Faster isn’t the same as smarter with AI
For International Services Week – Accelerating with AI. Leading with Judgment.
Author: Rachel Chand
There is a version of AI adoption that looks impressive from the outside:
- Faster content
- More touchpoints
- Bigger pipelines
- Decisions made in minutes instead of days.
On the surface, it reads as progress. The harder question is whether the humans involved are getting smarter, or whether they’re just getting faster at offloading.
This matters because the two things are easy to conflate right now. AI can absolutely help organizations move quicker, synthesize more inputs, and surface options that would have taken weeks to develop manually. Those are real gains. But speed of output is different from quality of judgment, and the gap between them is where most AI adoption stories quietly fall apart.
Research has found a significant negative correlation between AI tool usage and critical thinking scores, with the effect most pronounced among younger, more frequent users. A separate MIT Media Lab study on the impact of AI writing assistance found that using AI significantly reduces brain engagement, with measurable decreases in the neural networks associated with focus, memory, and attention. These aren’t fringe findings. They’re showing up consistently enough that “cognitive offloading” has become its own area of study.
Sometimes, more output just means more slop
The practical implication for organizations is straightforward. If you use AI to generate more output without building in the friction that produces better thinking, you are likely producing more AI slop faster. Well-formatted. Plausibly worded. Wrong in ways that are hard to catch because they look right. And that is before you account for the audience problem. The people you most want to reach, the ones with enough experience to act on what you’re saying, are also the ones most likely to clock the tells. The slightly-too-smooth sentence structure. The paragraphs that gesture at insight without committing to one. The listicles that cover everything and say nothing. Sophisticated readers have pattern-matched on AI output long enough now that encountering it in a vendor communication, a thought leadership piece, or an internal briefing triggers the same reaction as a stock photo on a website: technically fine but somehow trust-reducing. You have not just failed to persuade them. You have signaled something about how you operate.
Two ways to use AI that look alike
None of this means the answer is to slow down adoption or treat AI with suspicion. The organizations that will benefit are the ones that get deliberate about where human expertise still must lead, and where AI genuinely removes low-value work.
The distinction matters more than most AI adoption frameworks acknowledge. There is a meaningful difference between using AI to eliminate repetitive tasks so skilled people can focus on harder problems, versus using AI to generate output so you can avoid developing skilled people in the first place. The first accelerates human judgment. The second quietly replaces it.
Build the judgment before you scale the tool
The MIT researchers found something interesting in their study: participants who had written without AI assistance before being given access to it performed better with the tool than those who started with it. The people who had already developed their reasoning muscles were more inclined to ask critical questions, catch errors, and use AI as a genuine aid rather than a crutch. That finding should be uncomfortable for any organization that is onboarding new employees primarily through AI-assisted workflows before those employees have developed domain fluency.
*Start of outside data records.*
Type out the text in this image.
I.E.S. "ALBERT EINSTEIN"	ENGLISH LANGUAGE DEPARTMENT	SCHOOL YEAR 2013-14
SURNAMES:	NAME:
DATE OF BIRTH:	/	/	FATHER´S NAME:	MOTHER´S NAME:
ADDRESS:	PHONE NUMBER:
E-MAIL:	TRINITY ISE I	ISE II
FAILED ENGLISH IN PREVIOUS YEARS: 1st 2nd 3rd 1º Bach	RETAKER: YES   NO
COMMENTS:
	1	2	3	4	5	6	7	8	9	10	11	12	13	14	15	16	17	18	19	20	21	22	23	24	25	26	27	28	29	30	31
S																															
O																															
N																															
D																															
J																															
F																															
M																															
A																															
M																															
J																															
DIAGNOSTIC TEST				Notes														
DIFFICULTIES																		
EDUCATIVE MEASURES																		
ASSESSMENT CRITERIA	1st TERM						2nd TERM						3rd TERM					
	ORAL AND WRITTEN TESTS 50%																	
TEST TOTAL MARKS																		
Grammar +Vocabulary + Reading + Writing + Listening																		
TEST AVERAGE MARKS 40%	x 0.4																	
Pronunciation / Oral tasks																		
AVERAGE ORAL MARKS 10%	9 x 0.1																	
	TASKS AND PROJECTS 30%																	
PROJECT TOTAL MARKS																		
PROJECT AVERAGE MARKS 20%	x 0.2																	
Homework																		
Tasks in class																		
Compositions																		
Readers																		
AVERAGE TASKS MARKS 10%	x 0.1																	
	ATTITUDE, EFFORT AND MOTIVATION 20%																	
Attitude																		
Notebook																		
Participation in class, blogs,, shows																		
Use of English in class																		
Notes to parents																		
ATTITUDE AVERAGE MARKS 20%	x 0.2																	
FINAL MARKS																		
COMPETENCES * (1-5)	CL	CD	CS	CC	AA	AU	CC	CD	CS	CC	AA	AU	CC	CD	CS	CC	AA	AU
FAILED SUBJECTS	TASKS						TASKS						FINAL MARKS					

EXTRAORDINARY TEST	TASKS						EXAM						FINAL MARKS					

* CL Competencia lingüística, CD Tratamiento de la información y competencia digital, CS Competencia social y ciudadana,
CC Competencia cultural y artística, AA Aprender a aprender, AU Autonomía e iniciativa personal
Practical questions worth asking first
These are worth asking before you scale any AI-assisted process. Where in the workflow does an error need to be caught, and is there still a human who is qualified and incentivized to catch it? What expertise does this process depend on, and does AI make it easier to accumulate that expertise, or easier to skip building it? If the AI-generated output were wrong in a subtle way, would anyone notice?
Where good leaders draw the line
The organizations doing this well are led by people who have thought seriously about where human judgment is irreplaceable in their specific context, not just where AI is available. They treat AI as a lever for amplifying the judgment of people who already have it, and they’re protective of the conditions that produce that judgment in the first place. That is harder than deploying a tool. It requires decisions about where and why you want humans in the loop before the process is already running at scale. But it is also the difference between accelerating value and automating mediocrity.